Under the Simplified Choice principle, FTC suggests that companies need not provide notice regarding commonly accepted practices, such as service fulfillment, internal operations, fraud prevention legal compliance, and first-party marketing. However, the FTC suggests that companies should offer consumers informed, meaningful, clear, concise, just-in-time choices for uses that are not commonly accepted. The FTC also suggests that Do Not Track technology may have to be implemented to accomplish this goal in the behavioral advertising arena, but that its implementation will have to differ from the Do Not Call registry due to the differences in technology.

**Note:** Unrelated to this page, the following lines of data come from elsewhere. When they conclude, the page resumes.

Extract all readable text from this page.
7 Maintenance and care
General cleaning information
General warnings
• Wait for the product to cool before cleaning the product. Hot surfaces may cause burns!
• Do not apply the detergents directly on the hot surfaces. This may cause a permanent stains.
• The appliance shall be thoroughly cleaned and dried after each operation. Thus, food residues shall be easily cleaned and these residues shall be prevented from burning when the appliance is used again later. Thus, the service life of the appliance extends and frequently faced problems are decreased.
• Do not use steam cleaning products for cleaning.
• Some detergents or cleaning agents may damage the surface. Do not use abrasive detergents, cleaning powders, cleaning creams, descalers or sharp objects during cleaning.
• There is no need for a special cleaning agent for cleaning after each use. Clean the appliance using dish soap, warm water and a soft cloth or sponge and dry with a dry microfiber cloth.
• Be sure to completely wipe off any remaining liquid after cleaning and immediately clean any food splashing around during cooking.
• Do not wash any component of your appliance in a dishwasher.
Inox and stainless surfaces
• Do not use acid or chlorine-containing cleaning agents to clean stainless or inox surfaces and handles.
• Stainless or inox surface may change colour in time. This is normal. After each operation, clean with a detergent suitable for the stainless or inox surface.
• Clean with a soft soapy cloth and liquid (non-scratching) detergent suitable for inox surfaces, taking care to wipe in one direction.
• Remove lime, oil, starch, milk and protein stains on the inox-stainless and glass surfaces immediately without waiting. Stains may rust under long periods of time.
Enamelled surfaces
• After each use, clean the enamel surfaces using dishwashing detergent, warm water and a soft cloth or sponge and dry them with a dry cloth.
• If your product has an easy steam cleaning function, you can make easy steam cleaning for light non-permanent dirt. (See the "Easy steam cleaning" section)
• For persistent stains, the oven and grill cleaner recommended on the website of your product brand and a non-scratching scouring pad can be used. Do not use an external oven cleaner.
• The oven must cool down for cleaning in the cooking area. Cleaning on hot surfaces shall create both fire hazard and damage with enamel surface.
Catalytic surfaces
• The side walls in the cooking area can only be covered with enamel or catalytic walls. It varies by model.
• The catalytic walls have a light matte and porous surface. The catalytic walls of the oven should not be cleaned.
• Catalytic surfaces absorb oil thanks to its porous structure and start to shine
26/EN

Under the Greater Transparency principle, the FTC suggests that privacy notices should be clearer, shorter, and standardized. Additionally, under this principle, companies should provide consumers with reasonable access to their information, obtain express consent before using consumer information in a materially different manner than claimed when the information was collected, and educate consumers. The FTC recommends that companies standardize the format and terminology of these notices and offers GLBA notices as guidance. Therefore, the new framework may require the rewrite of all online privacy policies, especially if it requires standardized forms and terminology. At a minimum, it may require privacy policies to be adjusted for a layered approach.

At times, the report raises more questions than it answers. The report includes 6 pages of questions for comments to be submitted to the FTC.  It also leaves the legislative door open, but recommends robust, enforceable self-regulation. It is also broad in scope. It mentions everything from deep packet inspection to flash cookies to HTML 5 evercookies.

Nevertheless, the FTC reiterates its willingness to “take action against companies that cross the line with consumer data and violate consumers’ privacy – especially when children and teens are involved.” The day before the announcement of the staff report, the FTC also announced an enforcement action against EchoMetrix regarding the disclosure of children’s information to third party marketers without adequate disclosure to parents.